We will continue to work collaboratively with NHS staff to improve our health service. We’re working in partnership with clinicians and, as a result, we have avoided the junior doctors strike we are seeing in England today. Unlike my counterpart in England, I will never attack our hardworking NHS staff.
We’ve already invested heavily in the health and care workforce in the last 9 years. There are now more people working in our NHS than ever before, with over 10,000 more people working in the health service since the SNP came to office. This includes more than 2,000 additional qualified nurses and midwives, and over 2,500 more doctors. But we need to build on that success. Today Nicola Sturgeon has announced a number of steps we’ll take to ensure we continue to develop the NHS workforce for the future.
This announcement includes £3 million to train an additional 500 advanced nurse practitioners, who will treat more people in the community and play an important role in the integrated health care of the future.
Unlike the UK Government, we are completely committed to maintaining a nursing bursary and keeping nursing tuition free, ensuring that we continue to attract the best people to train for nursing and midwifery roles.

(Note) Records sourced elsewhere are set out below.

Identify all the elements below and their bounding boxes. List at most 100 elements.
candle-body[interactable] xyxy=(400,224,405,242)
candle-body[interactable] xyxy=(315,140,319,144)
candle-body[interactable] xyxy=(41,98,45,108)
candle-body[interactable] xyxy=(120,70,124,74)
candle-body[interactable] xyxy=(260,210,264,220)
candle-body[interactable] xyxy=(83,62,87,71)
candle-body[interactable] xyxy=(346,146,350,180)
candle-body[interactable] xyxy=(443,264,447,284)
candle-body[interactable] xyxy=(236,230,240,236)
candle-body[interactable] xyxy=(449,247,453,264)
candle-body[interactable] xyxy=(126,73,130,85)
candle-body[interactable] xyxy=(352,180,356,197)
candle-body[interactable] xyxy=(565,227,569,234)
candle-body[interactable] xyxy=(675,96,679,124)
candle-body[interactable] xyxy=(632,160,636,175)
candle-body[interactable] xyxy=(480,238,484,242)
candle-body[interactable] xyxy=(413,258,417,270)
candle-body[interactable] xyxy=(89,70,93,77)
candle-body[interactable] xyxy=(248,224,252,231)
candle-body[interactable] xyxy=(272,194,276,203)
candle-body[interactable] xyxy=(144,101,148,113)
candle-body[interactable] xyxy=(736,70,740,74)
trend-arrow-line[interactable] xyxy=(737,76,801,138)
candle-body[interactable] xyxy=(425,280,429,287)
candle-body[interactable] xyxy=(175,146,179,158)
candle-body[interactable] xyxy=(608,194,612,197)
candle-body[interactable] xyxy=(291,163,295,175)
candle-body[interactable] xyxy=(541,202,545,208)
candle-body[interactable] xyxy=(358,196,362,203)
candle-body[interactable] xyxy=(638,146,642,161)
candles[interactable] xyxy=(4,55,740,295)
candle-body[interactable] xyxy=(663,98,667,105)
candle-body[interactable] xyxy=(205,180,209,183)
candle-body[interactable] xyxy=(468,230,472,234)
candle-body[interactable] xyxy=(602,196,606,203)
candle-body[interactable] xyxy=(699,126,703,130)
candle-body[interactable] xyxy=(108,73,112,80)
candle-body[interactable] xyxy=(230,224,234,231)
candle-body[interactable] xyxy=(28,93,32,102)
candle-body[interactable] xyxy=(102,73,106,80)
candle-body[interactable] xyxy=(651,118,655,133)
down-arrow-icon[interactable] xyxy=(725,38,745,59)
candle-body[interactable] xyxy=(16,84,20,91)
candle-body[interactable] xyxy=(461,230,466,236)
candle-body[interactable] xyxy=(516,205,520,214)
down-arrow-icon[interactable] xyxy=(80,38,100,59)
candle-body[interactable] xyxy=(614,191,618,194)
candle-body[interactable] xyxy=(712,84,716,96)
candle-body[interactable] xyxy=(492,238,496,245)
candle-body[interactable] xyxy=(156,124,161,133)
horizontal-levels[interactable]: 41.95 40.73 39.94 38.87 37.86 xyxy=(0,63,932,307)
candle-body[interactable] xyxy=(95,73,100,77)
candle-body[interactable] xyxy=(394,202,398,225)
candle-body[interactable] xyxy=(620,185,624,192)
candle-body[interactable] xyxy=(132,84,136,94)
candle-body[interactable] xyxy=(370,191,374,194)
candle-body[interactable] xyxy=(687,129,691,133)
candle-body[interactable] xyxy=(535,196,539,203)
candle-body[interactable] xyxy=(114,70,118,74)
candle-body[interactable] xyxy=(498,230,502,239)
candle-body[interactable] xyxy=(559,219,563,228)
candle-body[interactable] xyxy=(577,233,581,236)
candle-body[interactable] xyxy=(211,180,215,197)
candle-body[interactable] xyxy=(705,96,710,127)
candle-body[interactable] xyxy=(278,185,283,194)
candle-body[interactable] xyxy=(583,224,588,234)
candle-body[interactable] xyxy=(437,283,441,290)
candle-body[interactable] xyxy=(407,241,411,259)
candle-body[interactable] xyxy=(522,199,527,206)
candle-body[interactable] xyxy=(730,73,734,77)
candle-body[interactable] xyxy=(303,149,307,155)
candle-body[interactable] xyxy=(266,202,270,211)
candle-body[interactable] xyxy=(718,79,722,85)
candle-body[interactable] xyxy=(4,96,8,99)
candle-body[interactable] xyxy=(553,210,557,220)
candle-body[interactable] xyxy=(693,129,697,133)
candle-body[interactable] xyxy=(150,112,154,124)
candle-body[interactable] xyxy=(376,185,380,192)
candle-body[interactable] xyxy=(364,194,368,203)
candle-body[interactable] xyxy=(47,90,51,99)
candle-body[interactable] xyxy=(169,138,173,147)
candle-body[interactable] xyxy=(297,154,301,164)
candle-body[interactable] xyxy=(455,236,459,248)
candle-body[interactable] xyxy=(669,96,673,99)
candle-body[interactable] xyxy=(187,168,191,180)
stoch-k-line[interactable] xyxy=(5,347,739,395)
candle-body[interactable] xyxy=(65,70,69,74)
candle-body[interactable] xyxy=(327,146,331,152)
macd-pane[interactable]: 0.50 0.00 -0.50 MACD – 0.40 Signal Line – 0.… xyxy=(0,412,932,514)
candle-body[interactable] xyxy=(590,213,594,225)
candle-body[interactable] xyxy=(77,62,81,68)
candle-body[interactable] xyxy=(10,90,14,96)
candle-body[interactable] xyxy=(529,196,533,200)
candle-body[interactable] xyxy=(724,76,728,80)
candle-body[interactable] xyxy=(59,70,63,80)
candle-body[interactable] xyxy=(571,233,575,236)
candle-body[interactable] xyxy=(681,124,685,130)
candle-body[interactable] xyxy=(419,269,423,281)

Overall, there will be a 5.6 per cent increase in student nurse intake this year and we will also be launching a new fund of at least £1 million for nursing and midwifery students experiencing financial hardship.
Nicola also announced an investment of over £23 million to increase the number of medical school places and widen access to medical schools with a new entry level programme for those from deprived backgrounds. We’ll also create the first Scottish graduate entry programme for medicine that will support students who agree to enter the NHS Scotland workforce when they qualify.

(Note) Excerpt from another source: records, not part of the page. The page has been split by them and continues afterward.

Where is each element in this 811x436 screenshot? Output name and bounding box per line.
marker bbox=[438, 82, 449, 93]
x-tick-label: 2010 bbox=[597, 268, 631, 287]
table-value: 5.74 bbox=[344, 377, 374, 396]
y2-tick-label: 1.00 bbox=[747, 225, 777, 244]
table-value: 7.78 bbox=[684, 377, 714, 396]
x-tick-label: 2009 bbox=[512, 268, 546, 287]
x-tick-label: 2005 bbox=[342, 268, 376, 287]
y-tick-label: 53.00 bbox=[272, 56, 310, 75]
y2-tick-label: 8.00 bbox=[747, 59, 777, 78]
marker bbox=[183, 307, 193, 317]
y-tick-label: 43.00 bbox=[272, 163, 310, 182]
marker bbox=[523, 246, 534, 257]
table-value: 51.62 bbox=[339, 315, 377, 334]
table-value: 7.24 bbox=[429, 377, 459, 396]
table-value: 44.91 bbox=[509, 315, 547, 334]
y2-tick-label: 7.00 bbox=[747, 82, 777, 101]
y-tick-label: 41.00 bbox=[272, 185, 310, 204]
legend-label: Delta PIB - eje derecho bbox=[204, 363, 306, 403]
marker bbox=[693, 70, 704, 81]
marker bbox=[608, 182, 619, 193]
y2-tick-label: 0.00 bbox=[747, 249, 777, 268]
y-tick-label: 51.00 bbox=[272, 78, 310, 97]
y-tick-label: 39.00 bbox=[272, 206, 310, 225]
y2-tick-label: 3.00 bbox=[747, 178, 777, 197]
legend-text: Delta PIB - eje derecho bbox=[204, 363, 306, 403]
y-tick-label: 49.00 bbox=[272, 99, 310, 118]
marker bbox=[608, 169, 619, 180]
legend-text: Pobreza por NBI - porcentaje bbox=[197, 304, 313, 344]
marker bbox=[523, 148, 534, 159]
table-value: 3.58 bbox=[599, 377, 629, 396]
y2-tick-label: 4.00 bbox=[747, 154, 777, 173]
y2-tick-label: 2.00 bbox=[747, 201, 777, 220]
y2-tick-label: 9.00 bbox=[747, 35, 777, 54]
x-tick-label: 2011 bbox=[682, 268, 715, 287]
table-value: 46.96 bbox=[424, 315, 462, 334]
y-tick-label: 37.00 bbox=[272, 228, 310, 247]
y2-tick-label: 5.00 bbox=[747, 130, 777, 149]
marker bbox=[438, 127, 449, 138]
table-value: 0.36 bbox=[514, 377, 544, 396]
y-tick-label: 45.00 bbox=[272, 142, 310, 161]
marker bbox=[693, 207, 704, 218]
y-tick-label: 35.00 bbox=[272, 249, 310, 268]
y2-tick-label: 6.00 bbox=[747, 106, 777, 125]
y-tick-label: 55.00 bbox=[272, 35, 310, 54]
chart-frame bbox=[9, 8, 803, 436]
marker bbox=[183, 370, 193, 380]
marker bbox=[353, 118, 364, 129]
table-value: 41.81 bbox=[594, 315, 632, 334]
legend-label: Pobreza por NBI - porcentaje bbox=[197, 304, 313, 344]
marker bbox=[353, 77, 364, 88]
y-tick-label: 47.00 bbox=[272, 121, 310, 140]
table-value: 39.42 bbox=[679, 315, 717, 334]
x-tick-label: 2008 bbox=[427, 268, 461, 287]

We’re also ensuring that all NHS staff get a fair wage for their hard-work. The SNP government has paid all NHS staff at least the Living Wage since 2011 and we have put in place a policy of no compulsory redundancies too. And, this year NHS workers earning £22,000 or less will get a minimum increase of £400 – £100 more than last year.

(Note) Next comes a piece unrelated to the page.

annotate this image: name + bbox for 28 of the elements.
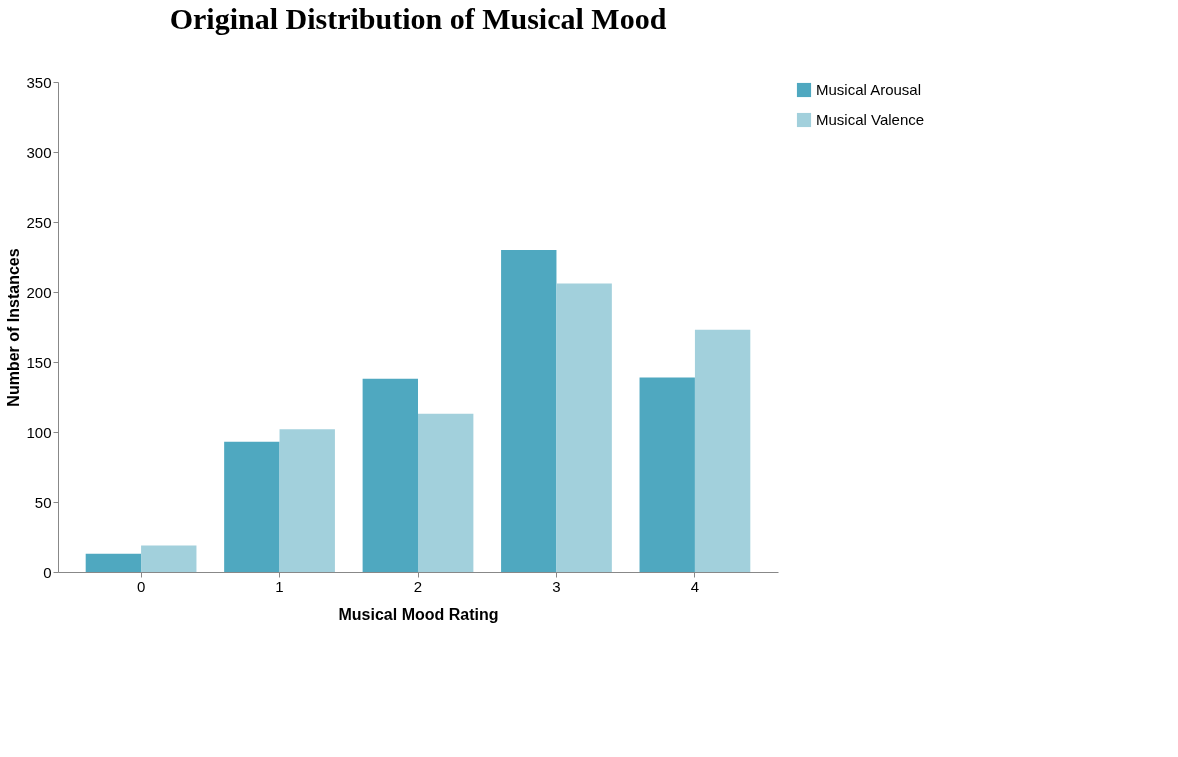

In contrast, under Labour’s tax hike plans, a worker earning £21,000 would see the entirety of the increase in the minimum pay rise wiped out. While this year’s SNP budget will support low paid public sector workers, Labour’s proposals mean that a nurse would pay £112 more in Income Tax.
With needs of the population changing the NHS faces many pressures and is treating more patients, with more complex illnesses, than ever before. By continuing to shape our NHS for the future we can ensure the fantastic staff working in the health service continue to deliver high quality care – and we will continue to support them in doing so.